Ritorno sul tema soltanto perchè ho trovato questa spiegazione su Wikipedia:

_Modo di dire tipico del Sud d'Italia, e in particolare della Sicilia. Risale all'epoca in cui, in segno di rispetto e sottomissione, si baciava effettivamente la mano di una signora o di chi fosse considerato dalla comunità un personaggio potente, sia economicamente che politicamente. Col tempo si è smesso di baciare realmente la mano, ma la frase è entrata nell'uso comune, come segno di riverenza e rispetto. Può anche assumere un significato ironico, per parodiare il comportamento un po' troppo altezzoso di qualcuno._ 

Francisgranada, tu pensavi a questo, si? Allora da questo punto è una esspressione fraseologica, si?


----------



## Paulfromitaly

francisgranada said:


> È frequente ancora oggi?


Credo che nel  nord Italia non sia mai stato frequente, nemmeno in passato, quando in Sicilia e forse in altre regioni era ancora un'abitudine diffusa.


----------



## francisgranada

nikoster said:


> Ritorno sul tema soltanto perchè ho trovato questa spiegazione su Wikipedia:
> 
> _Modo di dire tipico del Sud d'Italia, e in particolare della Sicilia. Risale all'epoca in cui, in segno di rispetto e sottomissione, si baciava effettivamente la mano di una signora o di chi fosse considerato dalla comunità un personaggio potente, sia economicamente che politicamente. Col tempo si è smesso di baciare realmente la mano, ma la frase è entrata nell'uso comune, come segno di riverenza e rispetto. Può anche assumere un significato ironico, per parodiare il comportamento un po' troppo altezzoso di qualcuno._
> 
> Francisgranada, tu pensavi a questo, si? Allora da questo punto è una esspressione fraseologica, si?


 
Io pensavo a un saluto oppure ad una formula di salutazione, cioè "baciamo le mani" (senza dover fisicamente baciare le mani, ovviamente). Ma le frasi come _buongiorno_, _buona notte, baciamo le mani_ ... non le chiamerei "espressioni fraseologiche". Secondo me, nel caso di saluti non tanto si tratta d'uso figurato o fraseologico, ma piuttosto d'uso simbolico. 

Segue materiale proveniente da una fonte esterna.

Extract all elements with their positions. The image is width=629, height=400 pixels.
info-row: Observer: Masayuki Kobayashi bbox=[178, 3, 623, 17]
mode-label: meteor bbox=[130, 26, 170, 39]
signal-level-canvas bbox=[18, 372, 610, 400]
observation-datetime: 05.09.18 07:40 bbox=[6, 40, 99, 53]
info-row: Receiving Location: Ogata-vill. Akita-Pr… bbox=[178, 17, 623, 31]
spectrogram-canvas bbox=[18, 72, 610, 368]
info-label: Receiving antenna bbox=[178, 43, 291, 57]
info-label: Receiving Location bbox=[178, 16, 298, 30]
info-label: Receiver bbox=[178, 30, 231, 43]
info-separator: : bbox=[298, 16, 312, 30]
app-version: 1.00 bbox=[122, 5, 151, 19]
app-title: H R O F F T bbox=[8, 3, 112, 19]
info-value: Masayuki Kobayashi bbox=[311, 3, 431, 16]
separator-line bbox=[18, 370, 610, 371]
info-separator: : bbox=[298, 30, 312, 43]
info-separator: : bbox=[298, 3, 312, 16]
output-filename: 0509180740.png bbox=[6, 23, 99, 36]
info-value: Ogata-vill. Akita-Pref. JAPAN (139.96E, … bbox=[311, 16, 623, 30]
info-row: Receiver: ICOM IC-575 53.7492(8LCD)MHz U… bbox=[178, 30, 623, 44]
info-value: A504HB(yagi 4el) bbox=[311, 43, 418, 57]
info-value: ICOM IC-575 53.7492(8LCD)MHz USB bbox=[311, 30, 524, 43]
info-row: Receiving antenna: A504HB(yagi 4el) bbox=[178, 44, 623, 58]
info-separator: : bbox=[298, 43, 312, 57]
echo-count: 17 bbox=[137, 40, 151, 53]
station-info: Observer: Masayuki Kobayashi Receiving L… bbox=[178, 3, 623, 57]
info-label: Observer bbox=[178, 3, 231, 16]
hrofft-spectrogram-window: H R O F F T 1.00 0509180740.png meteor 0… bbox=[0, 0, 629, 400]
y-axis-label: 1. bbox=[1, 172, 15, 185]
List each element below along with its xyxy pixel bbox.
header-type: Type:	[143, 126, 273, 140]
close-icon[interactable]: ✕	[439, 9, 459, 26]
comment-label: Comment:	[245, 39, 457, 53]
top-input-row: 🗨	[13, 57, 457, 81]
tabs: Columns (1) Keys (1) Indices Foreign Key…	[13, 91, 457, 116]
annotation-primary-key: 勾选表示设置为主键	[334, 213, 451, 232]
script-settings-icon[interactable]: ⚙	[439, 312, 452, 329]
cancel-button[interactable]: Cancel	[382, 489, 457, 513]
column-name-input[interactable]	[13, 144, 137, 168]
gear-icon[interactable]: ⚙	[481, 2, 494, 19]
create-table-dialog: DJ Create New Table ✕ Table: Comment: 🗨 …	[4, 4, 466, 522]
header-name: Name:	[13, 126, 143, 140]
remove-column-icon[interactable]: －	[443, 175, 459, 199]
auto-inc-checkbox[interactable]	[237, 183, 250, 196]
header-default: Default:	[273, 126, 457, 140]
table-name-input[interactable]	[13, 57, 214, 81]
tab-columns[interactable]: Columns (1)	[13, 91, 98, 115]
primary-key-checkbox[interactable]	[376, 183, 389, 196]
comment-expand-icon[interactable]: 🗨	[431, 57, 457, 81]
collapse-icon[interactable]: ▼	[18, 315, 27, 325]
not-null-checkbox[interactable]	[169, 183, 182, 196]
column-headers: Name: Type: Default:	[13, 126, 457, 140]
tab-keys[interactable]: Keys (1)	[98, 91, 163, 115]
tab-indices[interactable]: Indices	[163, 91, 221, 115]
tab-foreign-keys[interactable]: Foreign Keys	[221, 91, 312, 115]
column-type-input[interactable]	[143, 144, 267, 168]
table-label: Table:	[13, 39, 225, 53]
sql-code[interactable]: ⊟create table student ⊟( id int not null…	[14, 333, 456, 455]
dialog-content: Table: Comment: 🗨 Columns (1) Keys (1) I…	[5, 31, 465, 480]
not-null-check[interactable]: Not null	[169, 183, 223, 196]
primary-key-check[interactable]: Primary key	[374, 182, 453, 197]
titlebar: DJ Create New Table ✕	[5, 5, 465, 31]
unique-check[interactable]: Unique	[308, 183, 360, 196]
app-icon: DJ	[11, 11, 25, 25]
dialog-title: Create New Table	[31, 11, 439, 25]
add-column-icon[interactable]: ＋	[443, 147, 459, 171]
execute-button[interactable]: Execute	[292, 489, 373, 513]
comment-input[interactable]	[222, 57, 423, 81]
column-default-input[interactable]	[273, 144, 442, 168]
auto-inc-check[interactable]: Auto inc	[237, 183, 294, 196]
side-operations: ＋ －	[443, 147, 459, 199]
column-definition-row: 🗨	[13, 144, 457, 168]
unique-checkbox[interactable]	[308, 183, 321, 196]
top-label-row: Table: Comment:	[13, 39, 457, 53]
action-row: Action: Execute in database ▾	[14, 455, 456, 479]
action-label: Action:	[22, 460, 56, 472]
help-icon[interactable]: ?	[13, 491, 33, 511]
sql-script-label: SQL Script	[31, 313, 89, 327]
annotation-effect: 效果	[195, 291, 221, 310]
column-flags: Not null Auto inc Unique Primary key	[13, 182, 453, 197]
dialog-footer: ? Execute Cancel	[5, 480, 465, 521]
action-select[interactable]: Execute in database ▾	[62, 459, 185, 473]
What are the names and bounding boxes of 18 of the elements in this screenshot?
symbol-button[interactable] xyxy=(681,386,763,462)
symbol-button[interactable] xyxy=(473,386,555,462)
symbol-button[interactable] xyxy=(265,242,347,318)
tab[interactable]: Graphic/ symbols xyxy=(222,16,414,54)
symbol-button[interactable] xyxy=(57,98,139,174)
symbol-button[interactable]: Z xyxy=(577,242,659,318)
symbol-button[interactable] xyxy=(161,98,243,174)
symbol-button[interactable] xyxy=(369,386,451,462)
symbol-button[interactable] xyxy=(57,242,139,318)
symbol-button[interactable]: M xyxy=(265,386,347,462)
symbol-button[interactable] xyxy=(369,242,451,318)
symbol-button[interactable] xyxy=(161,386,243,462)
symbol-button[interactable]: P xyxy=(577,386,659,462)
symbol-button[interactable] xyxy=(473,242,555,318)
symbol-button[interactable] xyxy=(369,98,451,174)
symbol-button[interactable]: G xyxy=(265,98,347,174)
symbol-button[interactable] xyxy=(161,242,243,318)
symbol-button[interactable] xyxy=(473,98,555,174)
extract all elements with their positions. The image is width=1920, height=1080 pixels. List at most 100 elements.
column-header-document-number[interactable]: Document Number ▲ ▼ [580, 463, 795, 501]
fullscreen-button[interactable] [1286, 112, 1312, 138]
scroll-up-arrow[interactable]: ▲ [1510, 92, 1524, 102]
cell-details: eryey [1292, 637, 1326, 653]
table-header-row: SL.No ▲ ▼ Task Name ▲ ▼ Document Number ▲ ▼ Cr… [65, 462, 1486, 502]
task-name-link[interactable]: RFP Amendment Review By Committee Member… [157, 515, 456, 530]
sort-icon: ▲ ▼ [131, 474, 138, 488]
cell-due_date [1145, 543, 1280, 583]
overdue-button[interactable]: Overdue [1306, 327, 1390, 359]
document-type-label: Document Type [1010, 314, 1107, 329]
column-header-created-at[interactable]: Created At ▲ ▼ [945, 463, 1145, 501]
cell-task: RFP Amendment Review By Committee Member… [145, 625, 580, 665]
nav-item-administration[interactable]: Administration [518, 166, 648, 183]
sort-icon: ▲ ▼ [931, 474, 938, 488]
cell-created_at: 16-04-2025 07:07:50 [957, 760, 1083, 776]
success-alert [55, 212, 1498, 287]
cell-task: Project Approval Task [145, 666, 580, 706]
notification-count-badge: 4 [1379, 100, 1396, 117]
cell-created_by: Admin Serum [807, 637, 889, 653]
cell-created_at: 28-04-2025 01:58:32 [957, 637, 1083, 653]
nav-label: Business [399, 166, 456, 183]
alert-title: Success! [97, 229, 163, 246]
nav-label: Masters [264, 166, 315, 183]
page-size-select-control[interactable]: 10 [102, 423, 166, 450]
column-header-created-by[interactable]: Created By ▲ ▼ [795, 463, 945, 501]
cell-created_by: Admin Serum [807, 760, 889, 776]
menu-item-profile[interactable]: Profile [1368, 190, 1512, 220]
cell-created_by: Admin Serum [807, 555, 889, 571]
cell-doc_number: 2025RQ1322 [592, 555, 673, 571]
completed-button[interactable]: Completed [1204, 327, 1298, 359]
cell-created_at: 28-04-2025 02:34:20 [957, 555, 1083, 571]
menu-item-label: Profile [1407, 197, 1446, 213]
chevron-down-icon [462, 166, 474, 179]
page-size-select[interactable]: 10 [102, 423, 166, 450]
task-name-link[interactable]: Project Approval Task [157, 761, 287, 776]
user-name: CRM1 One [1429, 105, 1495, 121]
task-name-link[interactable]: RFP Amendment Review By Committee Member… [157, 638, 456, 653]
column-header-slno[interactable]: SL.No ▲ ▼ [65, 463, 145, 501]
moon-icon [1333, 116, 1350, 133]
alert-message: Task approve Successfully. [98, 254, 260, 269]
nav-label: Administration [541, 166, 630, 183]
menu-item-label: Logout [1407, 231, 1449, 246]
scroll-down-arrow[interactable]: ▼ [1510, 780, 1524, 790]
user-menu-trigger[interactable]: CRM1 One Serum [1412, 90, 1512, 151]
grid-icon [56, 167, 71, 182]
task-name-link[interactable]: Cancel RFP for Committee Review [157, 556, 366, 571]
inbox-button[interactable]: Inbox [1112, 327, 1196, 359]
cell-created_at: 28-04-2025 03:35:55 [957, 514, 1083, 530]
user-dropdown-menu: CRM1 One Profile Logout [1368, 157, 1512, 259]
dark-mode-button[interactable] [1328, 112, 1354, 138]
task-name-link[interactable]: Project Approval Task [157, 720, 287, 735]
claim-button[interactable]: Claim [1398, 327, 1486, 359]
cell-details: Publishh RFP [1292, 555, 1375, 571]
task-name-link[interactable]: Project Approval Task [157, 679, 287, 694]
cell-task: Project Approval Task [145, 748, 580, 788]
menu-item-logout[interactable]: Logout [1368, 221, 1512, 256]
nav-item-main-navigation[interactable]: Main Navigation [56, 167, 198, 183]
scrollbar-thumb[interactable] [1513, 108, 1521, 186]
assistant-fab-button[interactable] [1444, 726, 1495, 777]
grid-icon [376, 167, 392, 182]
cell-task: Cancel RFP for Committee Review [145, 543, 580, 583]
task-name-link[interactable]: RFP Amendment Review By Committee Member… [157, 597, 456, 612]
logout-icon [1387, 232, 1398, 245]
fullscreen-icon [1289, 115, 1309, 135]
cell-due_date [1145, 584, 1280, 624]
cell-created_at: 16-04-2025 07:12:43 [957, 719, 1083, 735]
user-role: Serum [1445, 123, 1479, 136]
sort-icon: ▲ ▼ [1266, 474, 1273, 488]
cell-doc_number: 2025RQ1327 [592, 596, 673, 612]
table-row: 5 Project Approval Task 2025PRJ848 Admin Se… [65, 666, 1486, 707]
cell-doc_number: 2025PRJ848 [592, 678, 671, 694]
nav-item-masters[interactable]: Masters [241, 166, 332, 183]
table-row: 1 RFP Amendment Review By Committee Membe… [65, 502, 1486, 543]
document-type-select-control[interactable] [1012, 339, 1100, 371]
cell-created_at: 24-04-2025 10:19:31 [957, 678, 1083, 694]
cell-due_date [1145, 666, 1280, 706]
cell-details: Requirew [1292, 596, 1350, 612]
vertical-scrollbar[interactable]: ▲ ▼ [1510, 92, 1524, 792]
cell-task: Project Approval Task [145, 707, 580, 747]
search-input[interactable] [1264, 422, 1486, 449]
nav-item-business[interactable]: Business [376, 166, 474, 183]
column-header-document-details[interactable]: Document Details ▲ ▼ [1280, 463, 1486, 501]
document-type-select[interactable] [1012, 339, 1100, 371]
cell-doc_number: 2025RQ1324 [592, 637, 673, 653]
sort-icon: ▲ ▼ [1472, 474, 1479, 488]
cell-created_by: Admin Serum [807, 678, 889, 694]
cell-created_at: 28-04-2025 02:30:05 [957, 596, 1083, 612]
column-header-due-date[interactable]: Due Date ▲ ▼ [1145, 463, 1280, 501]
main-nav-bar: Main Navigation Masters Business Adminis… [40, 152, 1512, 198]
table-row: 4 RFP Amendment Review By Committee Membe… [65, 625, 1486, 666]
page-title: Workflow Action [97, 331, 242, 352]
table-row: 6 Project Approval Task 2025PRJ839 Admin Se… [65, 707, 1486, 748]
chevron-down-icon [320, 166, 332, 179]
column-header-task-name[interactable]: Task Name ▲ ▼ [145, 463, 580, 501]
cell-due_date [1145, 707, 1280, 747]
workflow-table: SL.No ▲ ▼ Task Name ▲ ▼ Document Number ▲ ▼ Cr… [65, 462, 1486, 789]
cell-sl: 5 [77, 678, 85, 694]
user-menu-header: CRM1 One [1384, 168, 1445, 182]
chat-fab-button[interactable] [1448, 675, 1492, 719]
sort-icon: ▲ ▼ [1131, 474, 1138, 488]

Un uso fraseologico/figurato lo immaginerei p.e. così: 
- Pietro è un ragazzo fantastico! Figurati, mi ha regalato un euro!
- Va bene, ma per questo non gli devi ancora _baciare le mani..._
(cioè, non esagerare con la gratitudine / riconoscenza ... ) 

Ma non lo so se il mio esempio abbia alcun senso nell'italiano . 
(nella mia lingua madre sì)


----------



## nikoster

Adesso capisco perfettamente, grazie a tutti!


----------



## ursu-lab

Una domanda: ma sul serio c'è ancora qualcuno nella Sicilia del XXI secolo che saluta dicendo "baciamo le mani"? 
Da quanto ne so, nell'Italia centrosettentrionale non solo non è mai stato frequente, ma semplicemente non è mai esistito...
Nel tuo esempio, Francisgranada, se proprio dovessi usare una parte del corpo, direi " baciare i piedi", non le mani.


----------



## francisgranada

ursu-lab said:


> Una domanda: ma sul serio c'è ancora qualcuno nella Sicilia del XXI secolo che saluta dicendo "baciamo le mani"?  ....


 
 (una buona domanda ... )


----------



## One1

francisgranada said:


> È frequente ancora oggi?



Ovviamente si, in Sicilia. Si parla un'altra lingua in Sicilia. Non si tratta di essere moderni o antichi.


----------